Company board meets July 27 to review extensive analysis

Canfor is including the provincial government in its detailed analysis of whether it will spend the money to replace its idled sawmill here or not.

In a statement released last week, Canfor official Michelle Ward said the company needs to understand how much wood the province believes will be available.

“Ensuring we will have access to an adequate supply of fibre to support an investment of this magnitude is a key requirement for the project to advance,” she said.

An uncertain fibre supply and high logging costs were cited among the reasons the company gave in January when it announced the mill would close the end of April.

At the time, Canfor said it wanted to replace the mill here with one producing “high value products”.

Ward said Canfor was also speaking with local First Nations about their interest in what she described as “partnership opportunities.”

That follows earlier statements made by another Canfor official, Kevin Horsnell, the company’s senior vice-president of Canadian operations, who said economic agreements with First Nations could include buying fibre.

And that would come from back bids by First Nations to acquire their own fibre supplies from the province.

Ward said a package of information will be ready for company directors when the Canfor board meets July 27.

“We are making good progress on our internal work on the business case to redevelop our Houston facility,” she said.

“The business case includes preliminary engineering, a detailed financial analysis and an evaluation of the availability of economic fibre in the region.”

Meanwhile, a District of Houston a needs assessment report based on a survey of affected workers indicates the mill employed 284 hourly workers and 50 staffers at the end of February for a total of 334 persons.

Of that total, using figures supplied by Canfor, 78 per cent counted Houston as their home with seven per cent living in Smithers, six per cent lived in Telkwa, four per cent in Topley and two per cent in Granisle as the next significant home locations.

Canfor’s final staffing figure provided as of the end of March was 258. That’s because people started leaving after the closure announcement was made in late January.

Canfor is keeping 10 hourly employees on care and maintenance of the mill as well as seven staffers.

Its 20-person woodlands component is being kept employed because the company intends to keep logging and selling wood under licence.

The District of Houston survey was filled out by 133 people and showed a “significant state of uncertainty” while awaiting Canfor’s decision on rebuilding or not.

Other selected findings:

- an estimated 30 per cent of respondents have been laid off before when Houston Forest Products closed in 2014 or when the Huckleberry mine closed in 2016.

- nearly one-quarter of affected households have two or more family members unemployed.

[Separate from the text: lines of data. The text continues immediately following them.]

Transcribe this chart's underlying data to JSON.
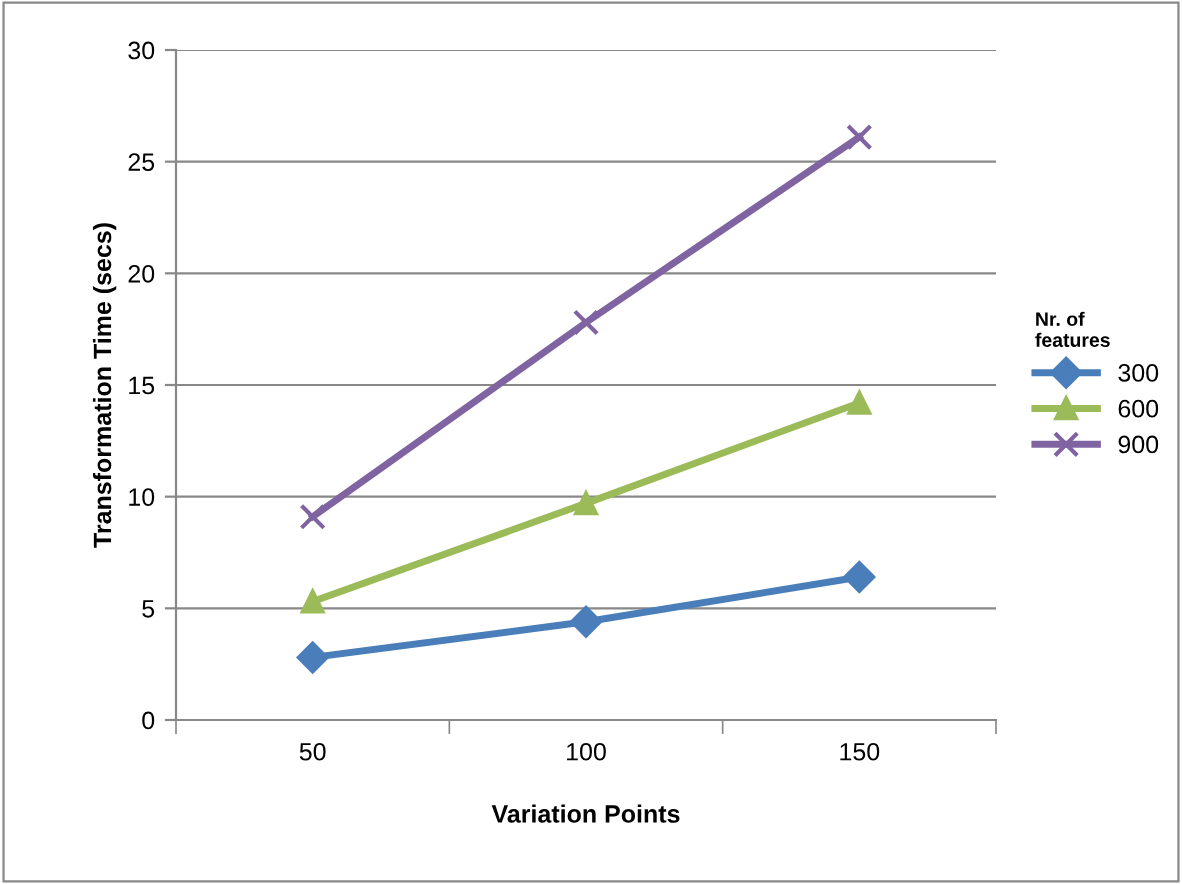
{
  "chart_data": {
    "type": "line",
    "xlabel": "Variation Points",
    "ylabel": "Transformation Time (secs)",
    "legend_title": "Nr. of\nfeatures",
    "categories": [
      "50",
      "100",
      "150"
    ],
    "series": [
      {
        "name": "300",
        "color": "#4a7ebb",
        "marker": "diamond",
        "values": [
          2.8,
          4.4,
          6.4
        ]
      },
      {
        "name": "600",
        "color": "#9bbb59",
        "marker": "triangle",
        "values": [
          5.3,
          9.7,
          14.2
        ]
      },
      {
        "name": "900",
        "color": "#8064a2",
        "marker": "cross",
        "values": [
          9.1,
          17.8,
          26.1
        ]
      }
    ],
    "ylim": [
      0,
      30
    ],
    "yticks": [
      0,
      5,
      10,
      15,
      20,
      25,
      30
    ],
    "grid": "y",
    "legend": "right",
    "line_style": "solid"
  }
}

- Approximately 18 per cent of respondents hold a trade certification or are pursuing one through an apprenticeship program. Canfor will pay a living away allowance and for books and tuition for its apprentices who continue to attend trades school during a layoff.

- the top five immediate needs from respondents are information on potential jobs, resume preparation assistance, information on training for a new occupation, computer skills and help with applying for jobs online.

- nearly one-quarter of respondents are contemplating leaving while 50 per cent said they would commute if the distance was 100 kilometres or less and 45 per cent said they’d be open to working in a camp setting.

- more than three-quarters of respondents reported moderate to high stress levels due to job uncertainty while 48 per cent said it affect the mental health of their families.

- just over three-quarters of respondents said job uncertainty also affected their financial security.